Environmental Health and Safety Skill Mapping For Military

OSHA compliance and safe operation of equipment are shared responsibilities in the military and industry. The Environmental Health and Safety Manager is a great transitional role for service members with a particular skill set. While safety is everyone’s job, not everyone from the military has the skill set industry requires. But those in industry should also know that many in the military do possess the skills necessary for success and that many of these “success skills” are “soft skills”.

In talking with Bradley-Morris, Inc. (BMI) alumni who are now in Environmental Health and Safety careers, the feedback is interesting.

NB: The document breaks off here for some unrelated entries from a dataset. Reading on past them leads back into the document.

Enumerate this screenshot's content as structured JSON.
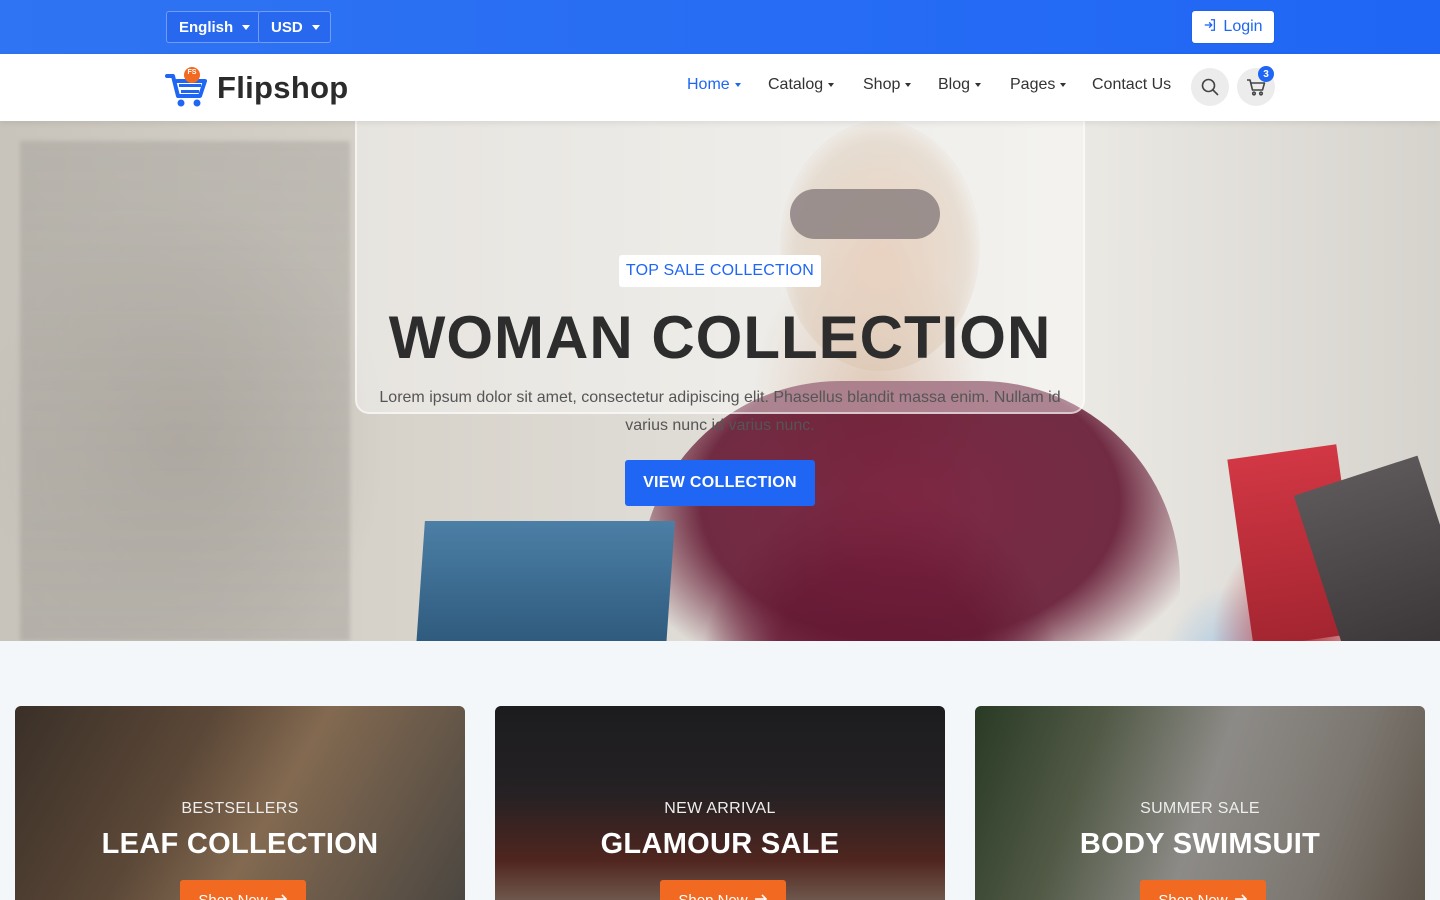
{
  "topbar": {
    "language": "English",
    "currency": "USD",
    "login_label": "Login"
  },
  "header": {
    "brand": "Flipshop",
    "logo_badge": "FS",
    "nav": [
      {
        "label": "Home",
        "active": true,
        "dropdown": true
      },
      {
        "label": "Catalog",
        "active": false,
        "dropdown": true
      },
      {
        "label": "Shop",
        "active": false,
        "dropdown": true
      },
      {
        "label": "Blog",
        "active": false,
        "dropdown": true
      },
      {
        "label": "Pages",
        "active": false,
        "dropdown": true
      },
      {
        "label": "Contact Us",
        "active": false,
        "dropdown": false
      }
    ],
    "cart_count": "3"
  },
  "hero": {
    "tag": "TOP SALE COLLECTION",
    "title": "WOMAN COLLECTION",
    "text": "Lorem ipsum dolor sit amet, consectetur adipiscing elit. Phasellus blandit massa enim. Nullam id varius nunc id varius nunc.",
    "button": "VIEW COLLECTION"
  },
  "cards": [
    {
      "subtitle": "BESTSELLERS",
      "title": "LEAF COLLECTION",
      "button": "Shop Now"
    },
    {
      "subtitle": "NEW ARRIVAL",
      "title": "GLAMOUR SALE",
      "button": "Shop Now"
    },
    {
      "subtitle": "SUMMER SALE",
      "title": "BODY SWIMSUIT",
      "button": "Shop Now"
    }
  ],
  "colors": {
    "primary": "#1f66f5",
    "accent": "#f26a21",
    "logo_badge": "#f26a21"
  }
}
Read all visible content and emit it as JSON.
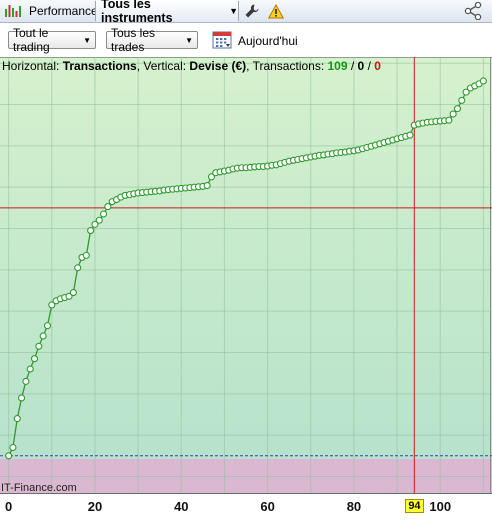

For one, most put the hard-to-soft skill ratio at about 25% to 75%. For example, the hard skill of data collection for OSHA reporting requires the soft skills of being proactive to get ahead of the deadline curve, getting buy-in to collect data from someone who may not see the reporting as urgent or important and being resourceful in gathering benchmark information, often from industry competitors. This trend continues the deeper down the Environmental Health and Safety rabbit hole we go.

On the industry side, all branches have industrial hygiene career fields. The Navy and Army have information online regarding their industrial hygiene operations. The Air Force program is viewed favorably by corporate America as well. In addition, some managers have a strong interest in students who pursue an Environmental Health and Safety or Industrial Hygiene degree field after their military service. While hiring managers varied on their preferences, all of the BMI-placed military-experienced candidates were successful in their civilian Safety and Industrial Hygiene careers.

The skill map. When we are matching military candidates to this career field, they must be strong technically so they understand how machines work and how areas of potential danger can be engineered out of the system. They need to know reporting – it’s a big part of the job – so information and data collection skills are important. An understanding of physics and/or chemistry is required in some industries when the operation involves hazardous or radioactive materials. Experience with information indexing, i.e., knowing where to find various rules and regulations from Federal Government to Corporate Regulations or Industry benchmarking is necessary. This and a laundry list of soft skills make for a successful military-to-industry Environmental Health and Safety hire.